Mój telefon zaczął dzwonić. Nie patrząc kto to, odebrałam.
- Aurelle Chevalier. Słucham? - powiedziałam na wstępie.
- Aurelle, wróć do domu, proszę. - usłyszałam sapnięcie Zayna na co westchnęłam. - Nie chcę, żebyś się wyprowadzała, tylko mnie wysłuchała, zaufała i uwierzyła. Proszę cię...

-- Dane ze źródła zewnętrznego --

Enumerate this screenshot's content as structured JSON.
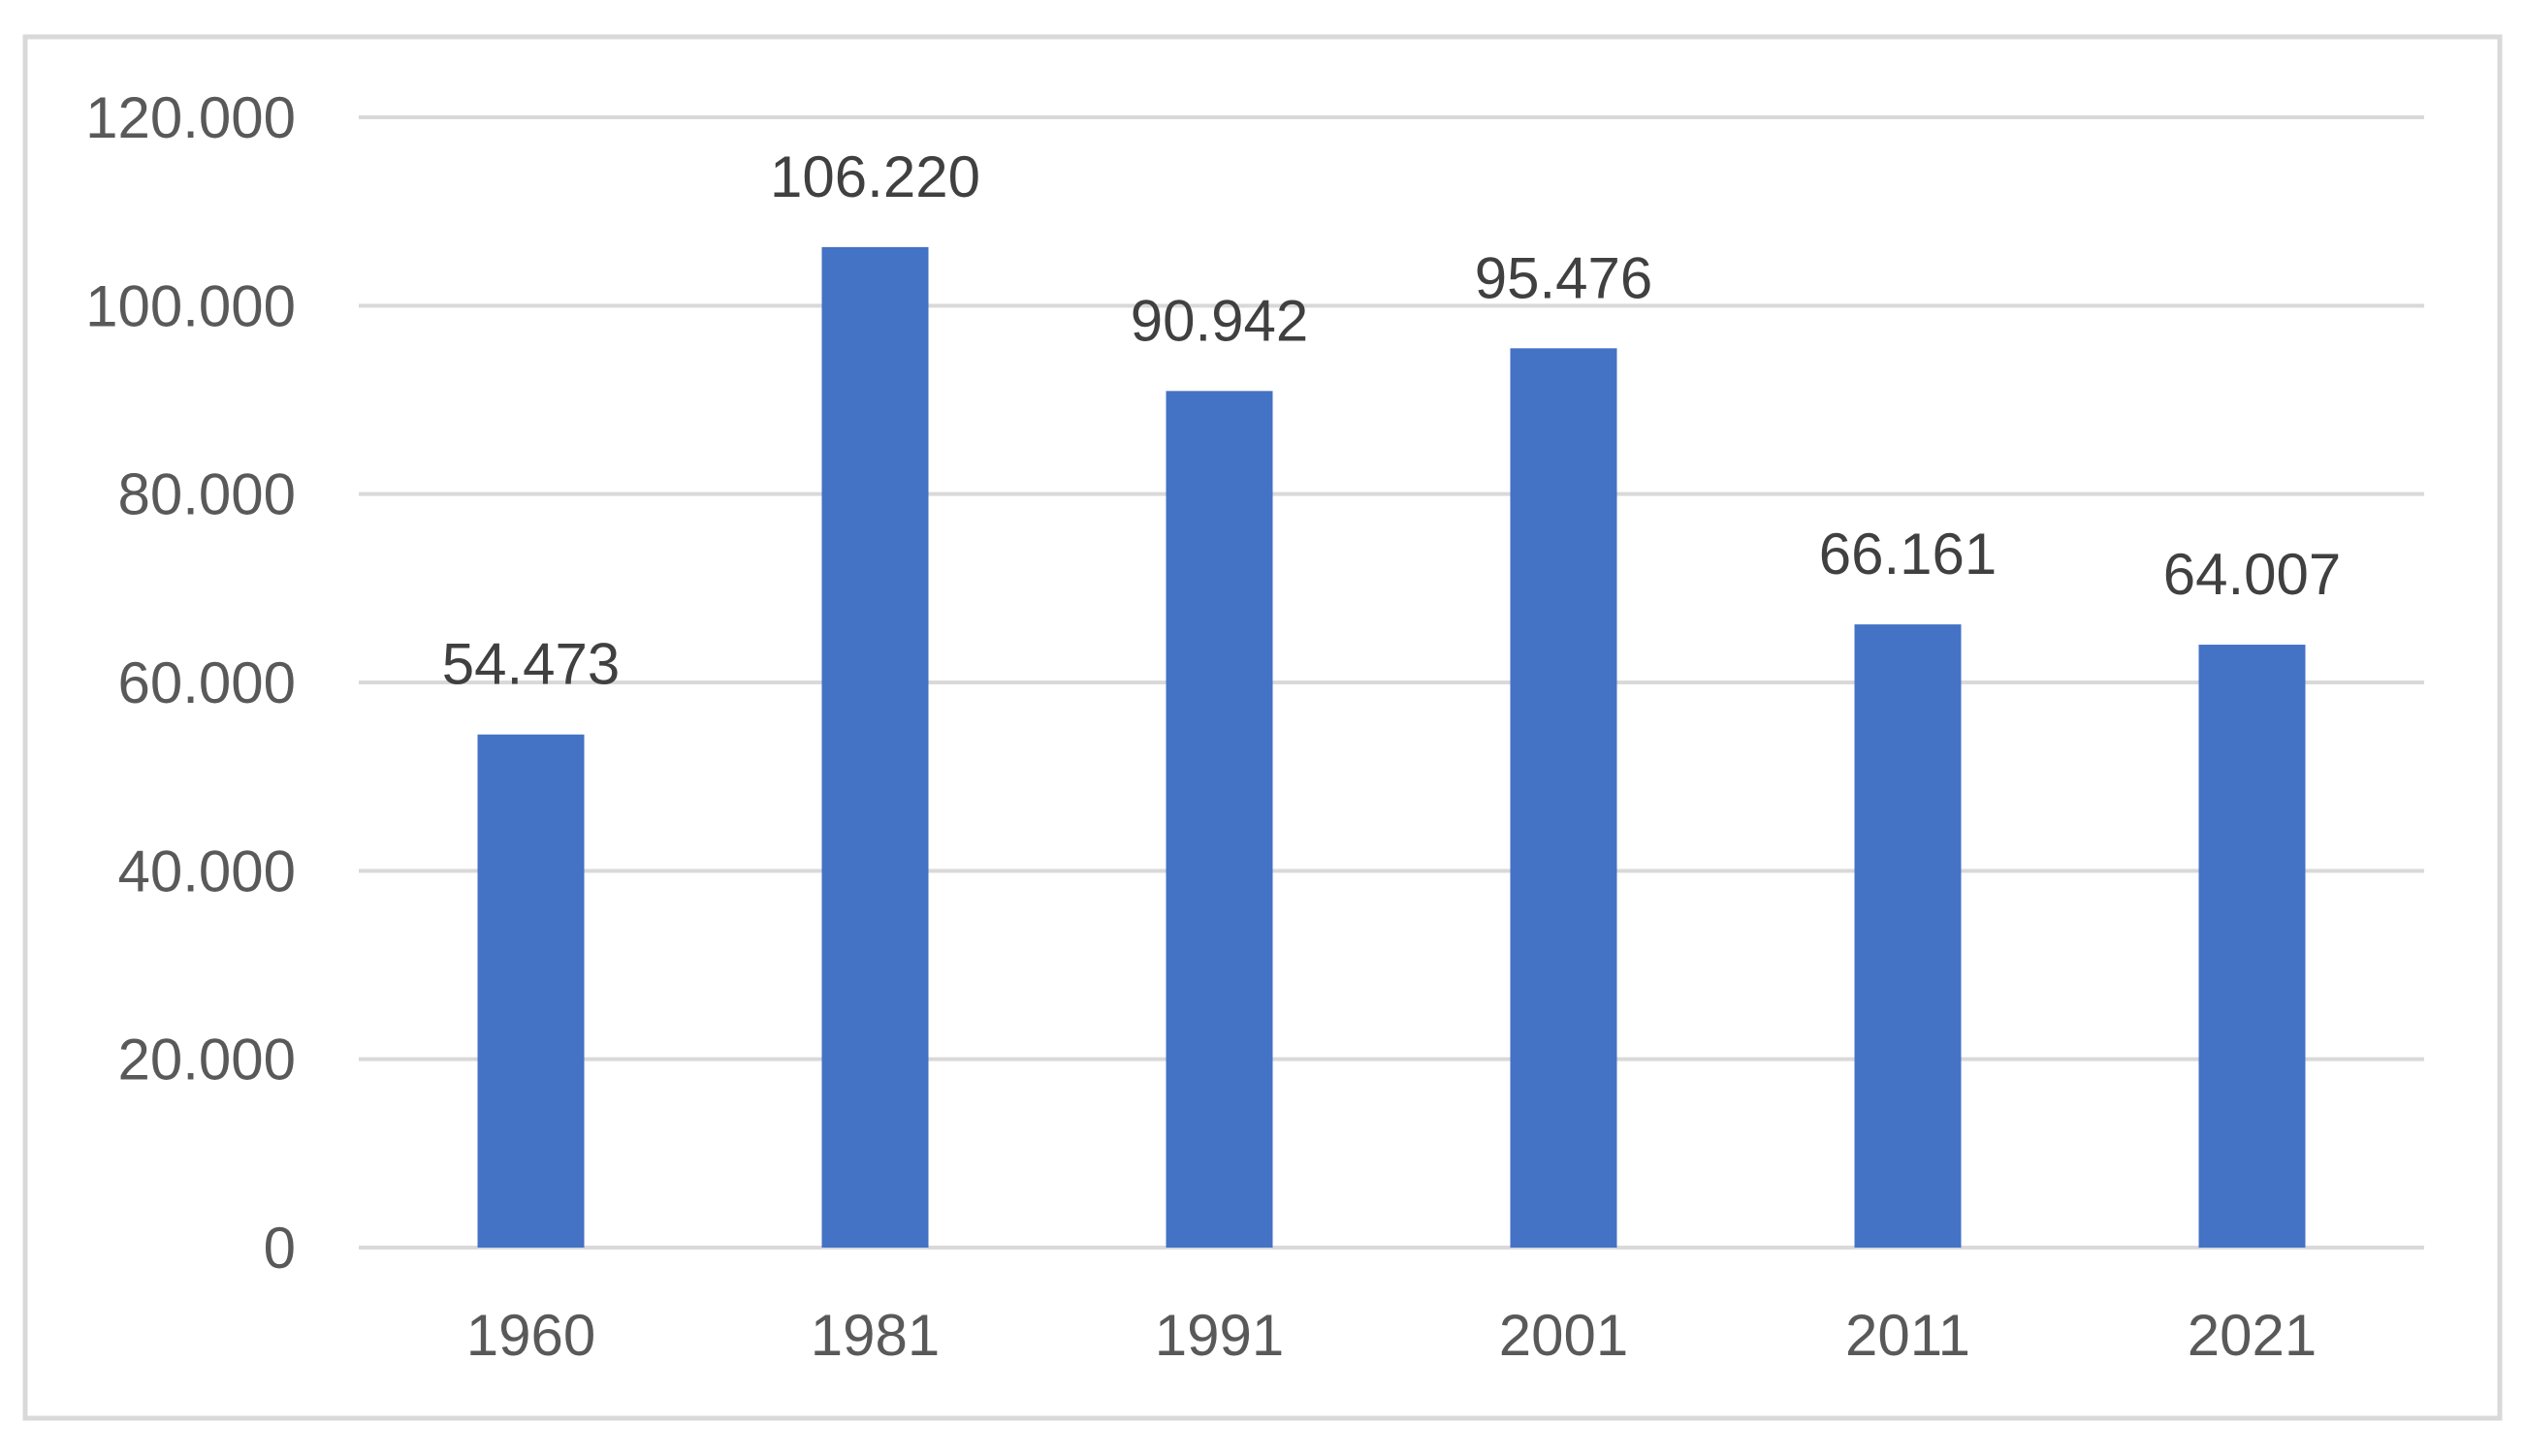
{
  "chart_data": {
    "type": "bar",
    "title": "",
    "xlabel": "",
    "ylabel": "",
    "categories": [
      "1960",
      "1981",
      "1991",
      "2001",
      "2011",
      "2021"
    ],
    "values": [
      54473,
      106220,
      90942,
      95476,
      66161,
      64007
    ],
    "data_labels": [
      "54.473",
      "106.220",
      "90.942",
      "95.476",
      "66.161",
      "64.007"
    ],
    "ylim": [
      0,
      120000
    ],
    "yticks": [
      0,
      20000,
      40000,
      60000,
      80000,
      100000,
      120000
    ],
    "ytick_labels": [
      "0",
      "20.000",
      "40.000",
      "60.000",
      "80.000",
      "100.000",
      "120.000"
    ],
    "grid": true,
    "legend": "none",
    "bar_color": "#4472c4"
  }
}
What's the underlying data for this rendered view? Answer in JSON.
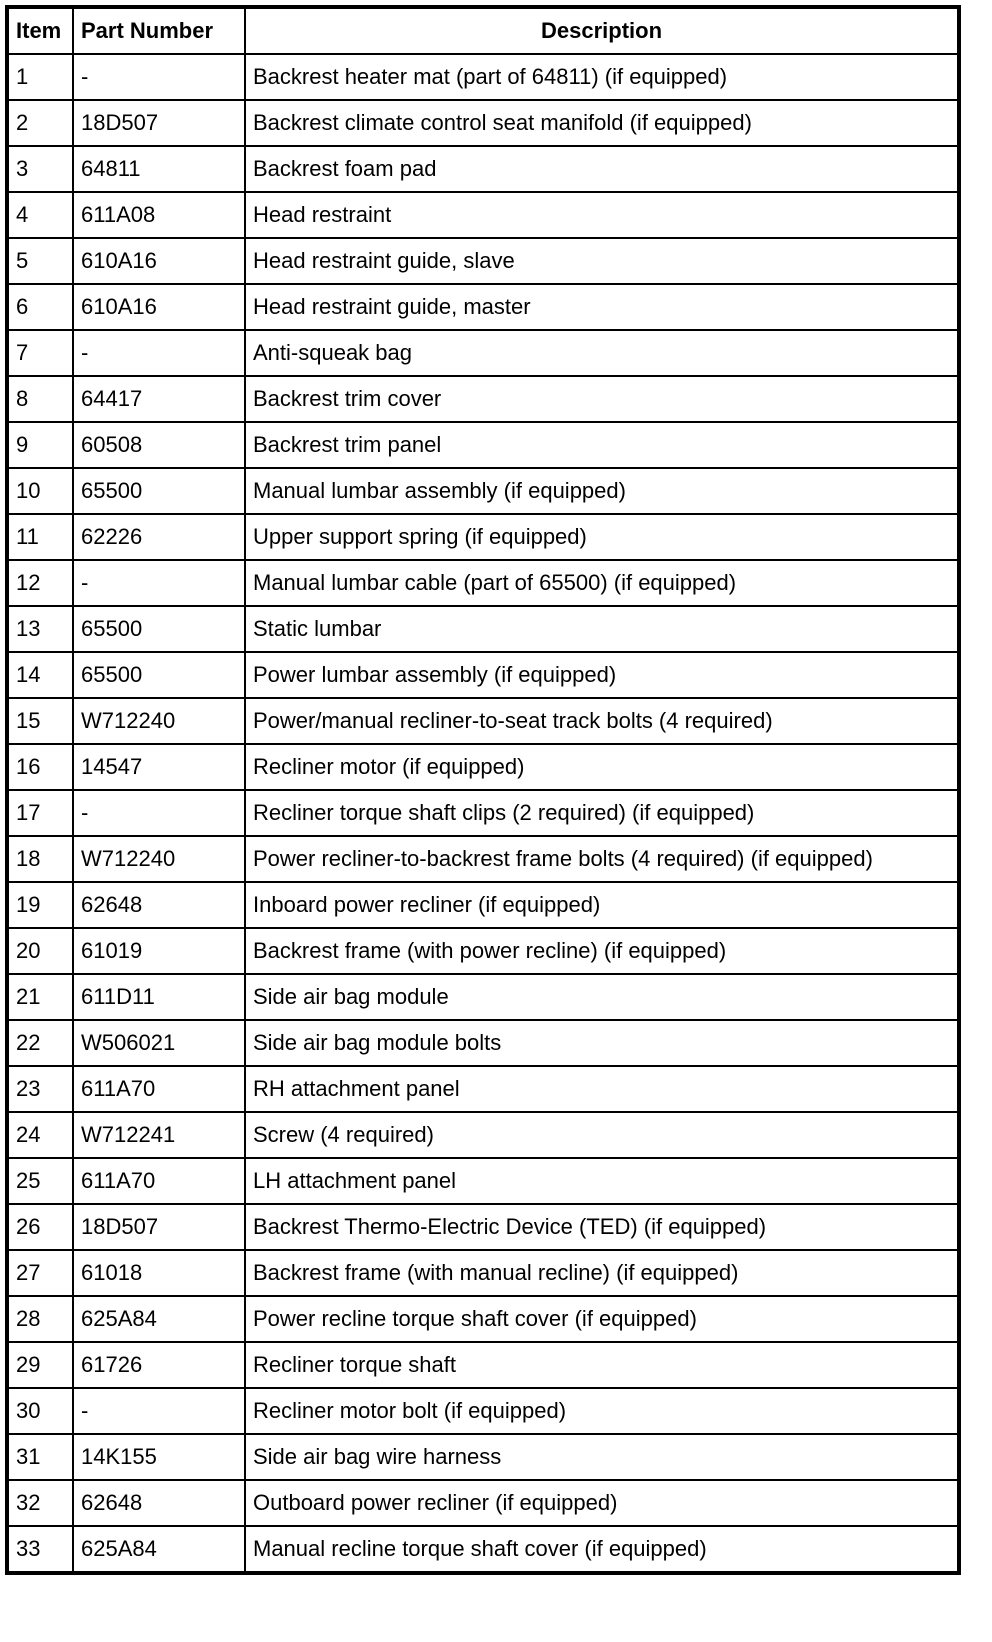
{
  "table": {
    "headers": [
      "Item",
      "Part Number",
      "Description"
    ],
    "rows": [
      [
        "1",
        "-",
        "Backrest heater mat (part of 64811) (if equipped)"
      ],
      [
        "2",
        "18D507",
        "Backrest climate control seat manifold (if equipped)"
      ],
      [
        "3",
        "64811",
        "Backrest foam pad"
      ],
      [
        "4",
        "611A08",
        "Head restraint"
      ],
      [
        "5",
        "610A16",
        "Head restraint guide, slave"
      ],
      [
        "6",
        "610A16",
        "Head restraint guide, master"
      ],
      [
        "7",
        "-",
        "Anti-squeak bag"
      ],
      [
        "8",
        "64417",
        "Backrest trim cover"
      ],
      [
        "9",
        "60508",
        "Backrest trim panel"
      ],
      [
        "10",
        "65500",
        "Manual lumbar assembly (if equipped)"
      ],
      [
        "11",
        "62226",
        "Upper support spring (if equipped)"
      ],
      [
        "12",
        "-",
        "Manual lumbar cable (part of 65500) (if equipped)"
      ],
      [
        "13",
        "65500",
        "Static lumbar"
      ],
      [
        "14",
        "65500",
        "Power lumbar assembly (if equipped)"
      ],
      [
        "15",
        "W712240",
        "Power/manual recliner-to-seat track bolts (4 required)"
      ],
      [
        "16",
        "14547",
        "Recliner motor (if equipped)"
      ],
      [
        "17",
        "-",
        "Recliner torque shaft clips (2 required) (if equipped)"
      ],
      [
        "18",
        "W712240",
        "Power recliner-to-backrest frame bolts (4 required) (if equipped)"
      ],
      [
        "19",
        "62648",
        "Inboard power recliner (if equipped)"
      ],
      [
        "20",
        "61019",
        "Backrest frame (with power recline) (if equipped)"
      ],
      [
        "21",
        "611D11",
        "Side air bag module"
      ],
      [
        "22",
        "W506021",
        "Side air bag module bolts"
      ],
      [
        "23",
        "611A70",
        "RH attachment panel"
      ],
      [
        "24",
        "W712241",
        "Screw (4 required)"
      ],
      [
        "25",
        "611A70",
        "LH attachment panel"
      ],
      [
        "26",
        "18D507",
        "Backrest Thermo-Electric Device (TED) (if equipped)"
      ],
      [
        "27",
        "61018",
        "Backrest frame (with manual recline) (if equipped)"
      ],
      [
        "28",
        "625A84",
        "Power recline torque shaft cover (if equipped)"
      ],
      [
        "29",
        "61726",
        "Recliner torque shaft"
      ],
      [
        "30",
        "-",
        "Recliner motor bolt (if equipped)"
      ],
      [
        "31",
        "14K155",
        "Side air bag wire harness"
      ],
      [
        "32",
        "62648",
        "Outboard power recliner (if equipped)"
      ],
      [
        "33",
        "625A84",
        "Manual recline torque shaft cover (if equipped)"
      ]
    ]
  }
}
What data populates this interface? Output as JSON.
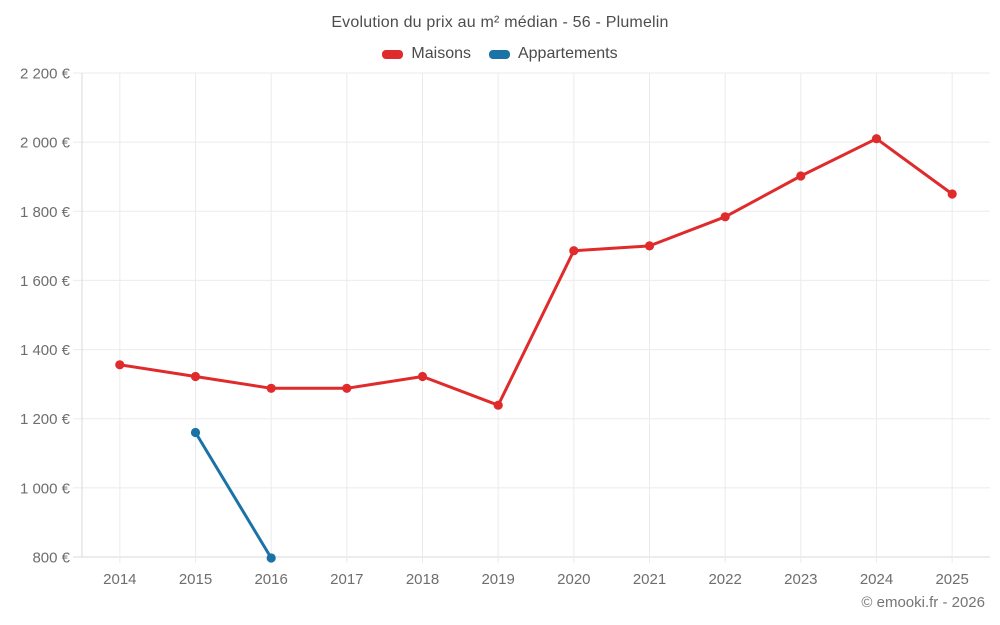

- Nie, Zayn. - odparłam. - Jestem w pracy, więc nie dzwoń i nie waż się tu przyjeżdżać, bo nie mam zamiaru ani cię słuchać, ani cię widzieć.
- Aurelle, przyjedź tu natychmiast, albo ja to zrobię. - warknął.
- Nie jestem twoją własnością, żebyś mi rozkazywał. - rozłączyłam się.
Odłożyłam telefon z hukiem na biurko Donatelli.
- Naprawdę mi przykro, Aurelle. - wstała i przytuliła mnie.
- Mnie również, Don... - mruknęłam.
__________________________________________
<3
_mxxq_
CZYTASZ
dusk till down #zaynmalikff ✔
Fanfiction'- Odezwij się do mnie. - rozkazałem, ale ona nadal siedziała przede mną z kamienną twarzą. - Odkryję twoją tajemnicę, Aurelle Chevalier*, nawet jeśli miałbym zginąć.' Odkąd Zayn poznał Aurelle, minęło wiele lat. Wiele w ich życiach się zmieniło. P...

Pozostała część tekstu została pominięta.